On the company's support page, Apple outlined two security threats that have since been fixed in the newest operating system update, version 14.4. Both security threats, Apple said, may have already been exploited.
The company explained that one vulnerability, which is linked to the web browser rendering engine, WebKit, may allow remote hackers access to a device.
Katie Moussouris, CEO and founder of cybersecurity firm Luta Security, said that means an attacker could control a user's phone. "You've zombified that device," she said. "You are controlling it from a distance."
And since the threat is tied to internet browsing, she noted, "Your regular web browsing may cause you to be held compromised, without having to do really much of anything else," she said. "And that's a problem."
A second security threat Apple outlined involves a "malicious application" that may be able to elevate user privileges. In theory, Moussouris said, a malicious actor could exploit this with an app. "It is possible that a vector could be, almost like a sleeper cell of an app," she said. "If you're vulnerable, it tries to exploit it."
This threat is known as a kernel vulnerability. "Kernel vulnerabilities, just by their nature are going to be more serious." Moussouris said, "[The kernel] is part of the brain of the operating system. It's supposed to be the most protected... For sure, you know this is a serious issue."
Apple said they've fixed the issue in their latest operating system update, and encouraged iOs and iPadOS users to upgrade their devices. The site's security update page notes, "Keeping your software up to date is one of the most important things you can do to maintain your Apple product's security."

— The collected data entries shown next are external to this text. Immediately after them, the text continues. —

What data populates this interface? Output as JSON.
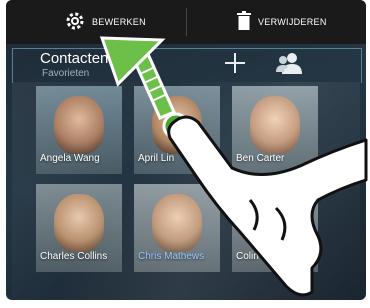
{
  "toolbar": {
    "edit_label": "BEWERKEN",
    "delete_label": "VERWIJDEREN"
  },
  "header": {
    "title": "Contacten",
    "subtitle": "Favorieten",
    "add_icon": "plus-icon",
    "group_icon": "people-icon"
  },
  "contacts": [
    {
      "name": "Angela Wang"
    },
    {
      "name": "April Lin"
    },
    {
      "name": "Ben Carter"
    },
    {
      "name": "Charles Collins"
    },
    {
      "name": "Chris Mathews"
    },
    {
      "name": "Colin"
    }
  ],
  "colors": {
    "accent_name": "#8ec5ff",
    "gesture_arrow": "#6cc04a",
    "toolbar_bg": "#1a1a1a"
  }
}
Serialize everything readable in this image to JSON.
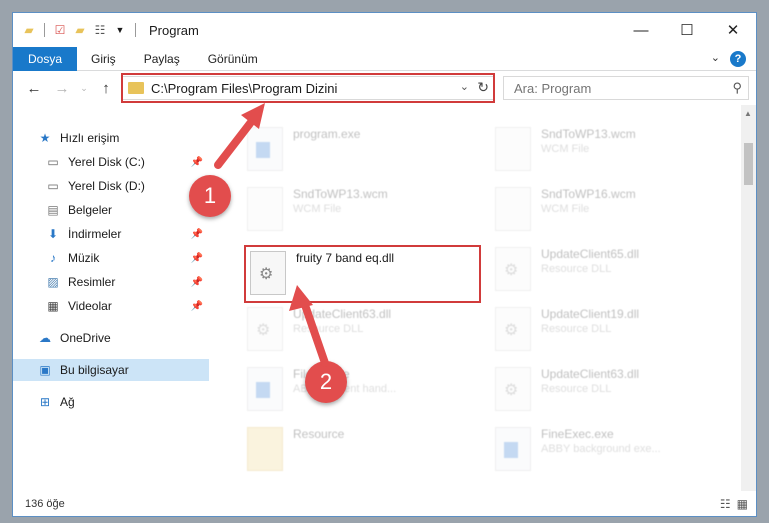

Moussouris said users should update their operating systems as quickly as possible. "The window of exposure for consumers is between that time when a patch is available and when they actually apply that patch," she said, and noted that Apple doesn't always make updates automatic.
"Apple does need to come into a modern age of transparency around security vulnerabilities and make it a lot easier," Moussouris said, "for the average person to set it and forget it and have a lot more automation."
Apple declined to offer additional comments on the security vulnerability.